Furi è pensato per far vivere un viaggio ai giocatori, ma la meta deve essere sudata; su questo è basata anche la longevità del gioco che fa della “ripetitività” il proprio punto di forza. Affrontare decine di volte lo stesso boss farà aumentare di molto le ore giocate e, nonostante ciò, non sentirete mai arrivare la noia, dal momento che il titolo ha sul giocatore l’effetto di fargli desiderare in tutti i modi di superare i propri limiti e rimediare ai propri errori. Ciononostante è possibile anche selezionare una difficoltà minore che però, oltre a far calare drasticamente le ore di gioco (in questa modalità potreste finire Furi anche in due ore), renderà la storia meno comprensibile, con alcuni dialoghi e fasi di boss fight completamente tagliate; un chiaro segno da parte degli sviluppatori che il gioco deve essere giocato alla difficoltà consigliata (così ci piace, ndDemetrio). Furi metterà a dura prova le vostre capacità, ma sicuramente non quelle di Nintendo Switch, che riesce quasi sempre a garantire i 60fps. Di certo non possiamo descrivere il comparto grafico di Furi come ricco di dettagli, ma ciò passa davvero in secondo piano quando uno stile così particolare fa mostra di luci, neon e inquadrature mozzafiato; uniamo al tutto una colonna sonora magistrale che, con tracce elettroniche anni ’80, immergono completamente nei combattimenti, ricordando moltissimo il lavoro fatto dai Daft Punk in Tron Legacy, che con Furi condivide luci e combattimenti teatrali.

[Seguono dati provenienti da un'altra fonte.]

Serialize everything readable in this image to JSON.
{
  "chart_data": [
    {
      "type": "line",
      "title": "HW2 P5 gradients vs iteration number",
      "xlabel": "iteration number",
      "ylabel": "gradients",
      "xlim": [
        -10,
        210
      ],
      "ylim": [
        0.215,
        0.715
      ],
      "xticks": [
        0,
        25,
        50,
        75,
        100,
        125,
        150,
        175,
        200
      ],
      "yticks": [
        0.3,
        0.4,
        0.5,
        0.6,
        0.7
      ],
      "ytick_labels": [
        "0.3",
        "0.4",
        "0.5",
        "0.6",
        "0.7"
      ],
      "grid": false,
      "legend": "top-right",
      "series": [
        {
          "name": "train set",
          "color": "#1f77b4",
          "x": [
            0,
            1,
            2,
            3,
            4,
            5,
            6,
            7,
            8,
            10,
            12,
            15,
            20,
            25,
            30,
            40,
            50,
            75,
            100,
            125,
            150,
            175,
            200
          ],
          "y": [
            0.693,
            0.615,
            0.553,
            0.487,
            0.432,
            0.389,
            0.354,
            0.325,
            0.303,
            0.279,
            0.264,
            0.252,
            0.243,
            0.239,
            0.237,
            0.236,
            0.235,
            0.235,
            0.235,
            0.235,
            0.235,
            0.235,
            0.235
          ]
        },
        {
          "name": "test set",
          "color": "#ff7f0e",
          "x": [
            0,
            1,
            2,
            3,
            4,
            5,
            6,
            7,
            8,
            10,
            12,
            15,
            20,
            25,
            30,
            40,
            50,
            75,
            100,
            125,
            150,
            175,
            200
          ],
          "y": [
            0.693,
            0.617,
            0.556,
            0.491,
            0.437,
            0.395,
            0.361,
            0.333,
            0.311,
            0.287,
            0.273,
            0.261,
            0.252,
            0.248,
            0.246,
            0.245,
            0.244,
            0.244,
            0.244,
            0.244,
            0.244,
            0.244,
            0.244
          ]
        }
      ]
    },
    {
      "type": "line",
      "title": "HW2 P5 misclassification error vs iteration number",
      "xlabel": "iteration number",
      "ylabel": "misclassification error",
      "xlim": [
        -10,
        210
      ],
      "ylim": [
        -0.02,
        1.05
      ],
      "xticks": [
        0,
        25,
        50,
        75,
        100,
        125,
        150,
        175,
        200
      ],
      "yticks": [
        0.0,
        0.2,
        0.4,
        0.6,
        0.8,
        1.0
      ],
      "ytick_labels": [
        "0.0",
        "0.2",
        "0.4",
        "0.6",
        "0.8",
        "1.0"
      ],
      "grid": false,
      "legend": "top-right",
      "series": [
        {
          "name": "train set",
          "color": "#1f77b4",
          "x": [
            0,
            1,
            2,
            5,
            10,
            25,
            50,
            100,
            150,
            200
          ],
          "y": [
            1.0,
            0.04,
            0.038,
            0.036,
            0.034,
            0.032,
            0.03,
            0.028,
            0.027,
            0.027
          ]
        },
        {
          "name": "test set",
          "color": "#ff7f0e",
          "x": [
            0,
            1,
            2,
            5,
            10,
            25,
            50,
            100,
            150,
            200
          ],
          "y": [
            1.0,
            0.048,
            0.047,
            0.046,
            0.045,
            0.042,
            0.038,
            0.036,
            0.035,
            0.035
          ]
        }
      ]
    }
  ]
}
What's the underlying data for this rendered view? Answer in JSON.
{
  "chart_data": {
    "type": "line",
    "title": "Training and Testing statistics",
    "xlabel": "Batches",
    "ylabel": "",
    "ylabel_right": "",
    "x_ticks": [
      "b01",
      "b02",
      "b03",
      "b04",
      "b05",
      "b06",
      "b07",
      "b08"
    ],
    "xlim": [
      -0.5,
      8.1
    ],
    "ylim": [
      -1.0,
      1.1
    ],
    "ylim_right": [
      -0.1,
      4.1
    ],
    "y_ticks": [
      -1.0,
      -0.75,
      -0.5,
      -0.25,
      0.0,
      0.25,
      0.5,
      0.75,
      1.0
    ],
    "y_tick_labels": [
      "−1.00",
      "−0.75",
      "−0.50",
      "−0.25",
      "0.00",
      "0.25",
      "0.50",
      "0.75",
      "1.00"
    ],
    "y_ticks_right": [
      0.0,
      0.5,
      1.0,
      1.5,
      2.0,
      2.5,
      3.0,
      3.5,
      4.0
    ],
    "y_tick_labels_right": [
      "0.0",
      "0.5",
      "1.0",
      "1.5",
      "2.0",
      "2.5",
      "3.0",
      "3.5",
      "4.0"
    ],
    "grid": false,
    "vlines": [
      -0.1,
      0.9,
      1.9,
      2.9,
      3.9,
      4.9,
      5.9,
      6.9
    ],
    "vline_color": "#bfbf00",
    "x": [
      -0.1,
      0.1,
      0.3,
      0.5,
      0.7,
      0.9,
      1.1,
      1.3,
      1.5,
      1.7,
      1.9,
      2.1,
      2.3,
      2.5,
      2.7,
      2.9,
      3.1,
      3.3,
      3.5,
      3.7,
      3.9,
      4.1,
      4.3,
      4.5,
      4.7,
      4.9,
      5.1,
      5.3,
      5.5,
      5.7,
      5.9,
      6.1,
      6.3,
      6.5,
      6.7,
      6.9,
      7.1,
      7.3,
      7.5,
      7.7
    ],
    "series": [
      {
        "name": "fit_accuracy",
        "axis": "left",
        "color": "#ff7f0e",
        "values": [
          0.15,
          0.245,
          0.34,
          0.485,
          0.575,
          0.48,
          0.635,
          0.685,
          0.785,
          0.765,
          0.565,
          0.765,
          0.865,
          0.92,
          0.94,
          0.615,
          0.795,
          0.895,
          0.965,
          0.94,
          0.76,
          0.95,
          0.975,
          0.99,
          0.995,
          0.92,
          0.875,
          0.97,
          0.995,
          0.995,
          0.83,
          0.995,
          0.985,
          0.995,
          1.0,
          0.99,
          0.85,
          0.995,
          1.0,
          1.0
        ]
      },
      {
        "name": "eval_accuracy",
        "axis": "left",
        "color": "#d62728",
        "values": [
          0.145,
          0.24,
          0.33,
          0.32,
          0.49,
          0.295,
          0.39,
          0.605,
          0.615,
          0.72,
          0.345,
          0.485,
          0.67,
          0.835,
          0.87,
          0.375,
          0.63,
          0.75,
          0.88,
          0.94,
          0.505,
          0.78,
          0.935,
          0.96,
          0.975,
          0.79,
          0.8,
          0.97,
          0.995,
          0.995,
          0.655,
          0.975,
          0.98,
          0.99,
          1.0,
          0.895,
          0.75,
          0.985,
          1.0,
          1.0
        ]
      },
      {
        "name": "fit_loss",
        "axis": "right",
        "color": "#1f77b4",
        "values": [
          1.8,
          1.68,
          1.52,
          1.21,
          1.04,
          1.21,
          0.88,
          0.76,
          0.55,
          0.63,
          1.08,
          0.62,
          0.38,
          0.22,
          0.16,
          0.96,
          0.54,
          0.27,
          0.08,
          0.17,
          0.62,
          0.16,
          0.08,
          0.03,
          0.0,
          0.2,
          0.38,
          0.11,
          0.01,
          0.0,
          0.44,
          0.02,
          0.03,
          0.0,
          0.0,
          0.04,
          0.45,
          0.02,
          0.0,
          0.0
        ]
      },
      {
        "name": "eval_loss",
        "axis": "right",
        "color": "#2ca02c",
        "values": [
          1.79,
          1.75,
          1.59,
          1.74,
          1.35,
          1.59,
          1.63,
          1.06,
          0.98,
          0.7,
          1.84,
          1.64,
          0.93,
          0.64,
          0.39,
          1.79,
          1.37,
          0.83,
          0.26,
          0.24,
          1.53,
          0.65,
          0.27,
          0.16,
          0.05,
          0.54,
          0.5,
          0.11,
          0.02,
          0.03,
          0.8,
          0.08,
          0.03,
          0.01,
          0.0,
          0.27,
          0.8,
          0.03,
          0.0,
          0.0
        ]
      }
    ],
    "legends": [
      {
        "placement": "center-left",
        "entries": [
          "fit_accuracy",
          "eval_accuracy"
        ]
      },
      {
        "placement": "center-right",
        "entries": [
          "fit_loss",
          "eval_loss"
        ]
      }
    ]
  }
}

Anche Nintendo Switch può finalmente godere di questa piccola gemma, sicuramente non perfetta, ma che nella sua semplicità riesce a coinvolgere il giocatore tanto da far diventare le boss fight una sfida con sé stessi, più che contro l’aguzzino del nostro alter ego. Forse giocarlo in modalità portatile, vista la grandezza dello schermo e le lunghe e frenetiche sessioni di gioco, non è l’ideale, ma possiamo dire che Furi è riuscito a conquistare la console ibrida giapponese che speriamo sopravviva alle vostre sfuriate di rabbia per l’ennesima sconfitta. D’altronde il titolo del gioco ci avverte fin dall’inizio.